Sometimes, you don’t just want a steak, you desire one; a beautiful, thick, juicy steak, that perfect cut, cooked just on the blue side of rare. It melts in your mouth and, with each mouthful, transports you to a place of epic, epicurean delight.
Sometimes, you just want an Ikea hot dog.
If Inside is that steak, if Titanfall 2 is that steak, if Overwatch is that steak, then Tennis in the Face is the hotdog.
It’s not something you’ll think about all day as you go about your menial life. It is, though, something you’ll grab out of sheer convenience when you’re up to you neck in arguing families and stylishly Swedish flat packed wardrobes. It’s instantly enjoyable, instantly disposable, and instantly forgettable. But when it’s in your hand, mustard dripping onto the cardboard-encased Askvoll as you wheel the trolley through the car park, you’re glad to have it.
Tennis in the Face is a bouncer-game – think Angry Birds and you’re in the right area – and star of the show is Pete Pagassi, a washed up tennis pro hell-bent on exacting revenge upon the manufacturer of energy drink Explodz. As back stories go, and as unnecessary as one is in this kind of game, developer 10tons has done a masterful job of creating fun characters, a humorous story, and a better-than-real-life energy drink.
Playing Tennis in the Face is pretty much as you’d expect – it’s almost exactly unlike Wimbledon. Aim your tennis serve, easy enough thanks to the visible aiming line, and let fly, your shot bouncing around the level for several seconds, causing mayhem. The aim (pun intended) is to knock out all the enemies on each platform-filled level in as few shots as possible. Knock them all down with a single shot and you’ll score a bonus.

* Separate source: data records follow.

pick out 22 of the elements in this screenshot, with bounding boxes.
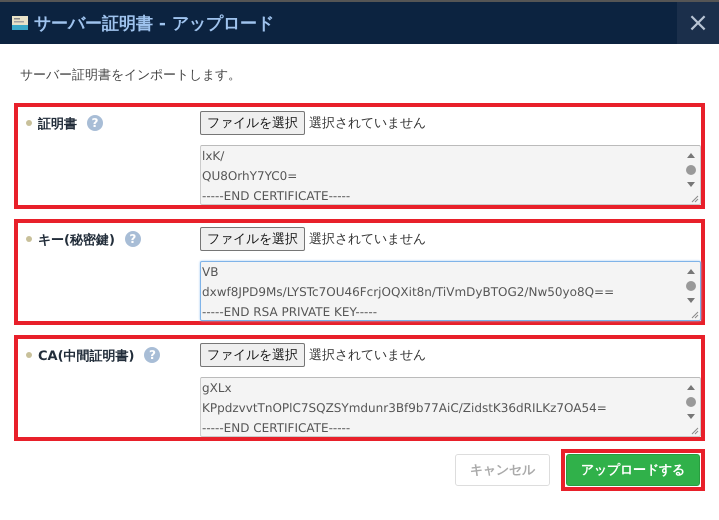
bullet-icon [26,120,32,126]
choose-file-button[interactable]: ファイルを選択 [200,343,305,367]
field-label: CA(中間証明書) [38,348,134,365]
close-button[interactable]: × [677,2,719,44]
text-area[interactable]: gXLx KPpdzvvtTnOPlC7SQZSYmdunr3Bf9b77AiC/ZidstK36dRILKz7OA54= -----END CERTIFICATE----- [200,377,701,437]
file-status-text: 選択されていません [309,347,426,364]
resize-grip-icon[interactable] [689,309,699,319]
text-area[interactable]: VB dxwf8JPD9Ms/LYSTc7OU46FcrjOQXit8n/TiVmDyBTOG2/Nw50yo8Q== -----END RSA PRIVATE KEY----- [200,261,701,321]
text-area[interactable]: lxK/ QU8OrhY7YC0= -----END CERTIFICATE----- [200,145,701,205]
file-status-text: 選択されていません [309,115,426,132]
certificate-icon [12,16,28,30]
field-label: キー(秘密鍵) [38,232,115,249]
file-status-text: 選択されていません [309,231,426,248]
bullet-icon [26,236,32,242]
resize-grip-icon[interactable] [689,425,699,435]
choose-file-button[interactable]: ファイルを選択 [200,111,305,135]
resize-grip-icon[interactable] [689,193,699,203]
field-label: 証明書 [38,116,77,133]
description-text: サーバー証明書をインポートします。 [19,67,242,85]
bullet-icon [26,352,32,358]
window-title: サーバー証明書 - アップロード [34,12,275,34]
choose-file-button[interactable]: ファイルを選択 [200,227,305,251]
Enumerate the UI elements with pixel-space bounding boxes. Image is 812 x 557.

This simple premise is played out over more than a hundred levels of joyous chain-reaction-filled fun. More convoluted levels, full of obstacles that can help – exploding cans of Explodz, containers full of tennis balls, heavy lumps of scrap metal – and hinder (panes of glass that destroy your tennis ball and end your shot chief amongst them) await. Each level completed fills in the city map and moves you one step closer to destroying Explodz once and for all.
Clearly, Tennis in the Face is a mobile game. That’s fine. We’re a broad church and we don’t discriminate. It’s a puzzler that’s not too puzzley, and it offers up its bouncing balls of joy in conveniently bite-sized servings, just as a good mobile game should. Chances are, though, settled down on the couch with a steaming mug of tea and controller in hand, you’ll spend more time in a single session with this game than you ever would in the queue at the post office. Not all ports of mobile games stand up to that kind of scrutiny, but Tennis in the Face does.

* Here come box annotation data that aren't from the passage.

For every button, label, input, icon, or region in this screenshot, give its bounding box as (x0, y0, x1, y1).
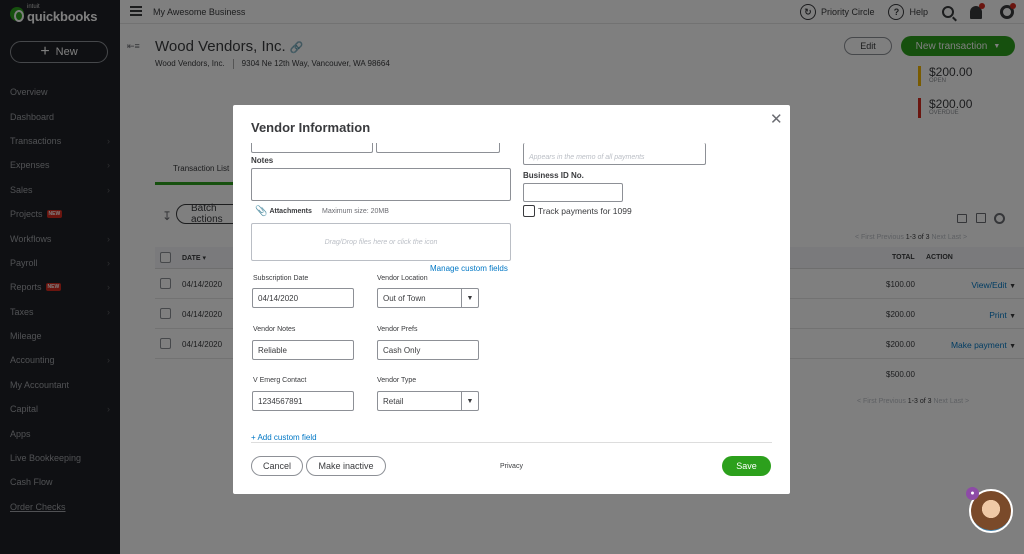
memo-placeholder: Appears in the memo of all payments (529, 154, 645, 161)
dropzone-text: Drag/Drop files here or click the icon (324, 238, 438, 246)
subscription-date-label: Subscription Date (253, 275, 309, 282)
track-1099-label: Track payments for 1099 (538, 206, 632, 216)
vendor-type-select[interactable]: Retail ▼ (377, 391, 479, 411)
partial-field-left[interactable] (251, 143, 373, 153)
modal-footer-divider (251, 442, 772, 443)
vendor-prefs-input[interactable]: Cash Only (377, 340, 479, 360)
paperclip-icon[interactable]: 📎 (255, 206, 267, 217)
privacy-link[interactable]: Privacy (500, 463, 523, 470)
manage-custom-fields-link[interactable]: Manage custom fields (430, 264, 508, 273)
cancel-button[interactable]: Cancel (251, 456, 303, 476)
partial-field-right[interactable] (376, 143, 500, 153)
notes-textarea[interactable] (251, 168, 511, 201)
track-1099-checkbox[interactable] (523, 205, 535, 217)
modal-title: Vendor Information (251, 120, 371, 135)
v-emerg-contact-input[interactable]: 1234567891 (252, 391, 354, 411)
attachments-row: 📎 Attachments (255, 206, 312, 217)
attachments-label: Attachments (269, 208, 312, 215)
notes-label: Notes (251, 156, 274, 165)
close-icon[interactable]: ✕ (770, 110, 783, 128)
vendor-location-select[interactable]: Out of Town ▼ (377, 288, 479, 308)
save-button[interactable]: Save (722, 456, 771, 476)
vendor-prefs-label: Vendor Prefs (377, 326, 418, 333)
vendor-type-value: Retail (383, 396, 404, 406)
subscription-date-input[interactable]: 04/14/2020 (252, 288, 354, 308)
make-inactive-button[interactable]: Make inactive (306, 456, 386, 476)
chat-icon[interactable]: ● (966, 487, 979, 500)
chevron-down-icon: ▼ (461, 289, 478, 307)
vendor-notes-input[interactable]: Reliable (252, 340, 354, 360)
vendor-location-label: Vendor Location (377, 275, 428, 282)
chevron-down-icon: ▼ (461, 392, 478, 410)
business-id-input[interactable] (523, 183, 623, 202)
vendor-type-label: Vendor Type (377, 377, 417, 384)
attachment-dropzone[interactable]: Drag/Drop files here or click the icon (251, 223, 511, 261)
vendor-information-modal: Vendor Information ✕ Appears in the memo… (233, 105, 790, 494)
vendor-location-value: Out of Town (383, 293, 426, 303)
vendor-notes-label: Vendor Notes (253, 326, 296, 333)
add-custom-field-link[interactable]: + Add custom field (251, 433, 317, 442)
business-id-label: Business ID No. (523, 171, 584, 180)
v-emerg-contact-label: V Emerg Contact (253, 377, 307, 384)
max-size-text: Maximum size: 20MB (322, 208, 389, 215)
memo-input[interactable]: Appears in the memo of all payments (523, 143, 706, 165)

Tennis in the Face tries very hard to be a really, really good game about hitting clowns, hipsters, lawyers, security guards and scientists in the face with a tennis ball. And it succeeds. It does everything right. There are no annoying unskippable cut scenes, everything’s explained, the humour doesn’t grate, it looks pretty, and there are enough neat touches to let you know that some real pride has been taken in getting everything just right. If this was all games could be, then this would be a perfect game. We know, though, that games can be so much more. But they don’t always need to be.
The point here is that not everything needs to be Inside, or Titanfall 2, or Overwatch. Sometimes, something needs to be the hotdog. Tennis in the Face is the hotdog and, if you don’t mind, I’m going back for seconds.
Tennis in the Face is available from the Store, priced £3.99.
10tons serves up bouncy, explodey fun.
“You clearly liked the game – why have you only given it a 7?”
Here’s the thing. Tennis in the Face is the very best game about hitting people in the face with a tennis ball we’ve ever played. It’s probably the best ragdoll-physics-bouncer game we’ve ever played – please don’t be Angry with us, Birds. It’s hard to think of ways the game could be improved upon, without it being a different game.
As a game, though, how does it measure up against all the other games ever made? Well, that’s clearly a ridiculous question. But that’s what the score at the bottom of a review has come to mean to many people. So here it is. Tennis in the Face gets a 7 out of 10. But it’s only four quid, so go and buy it.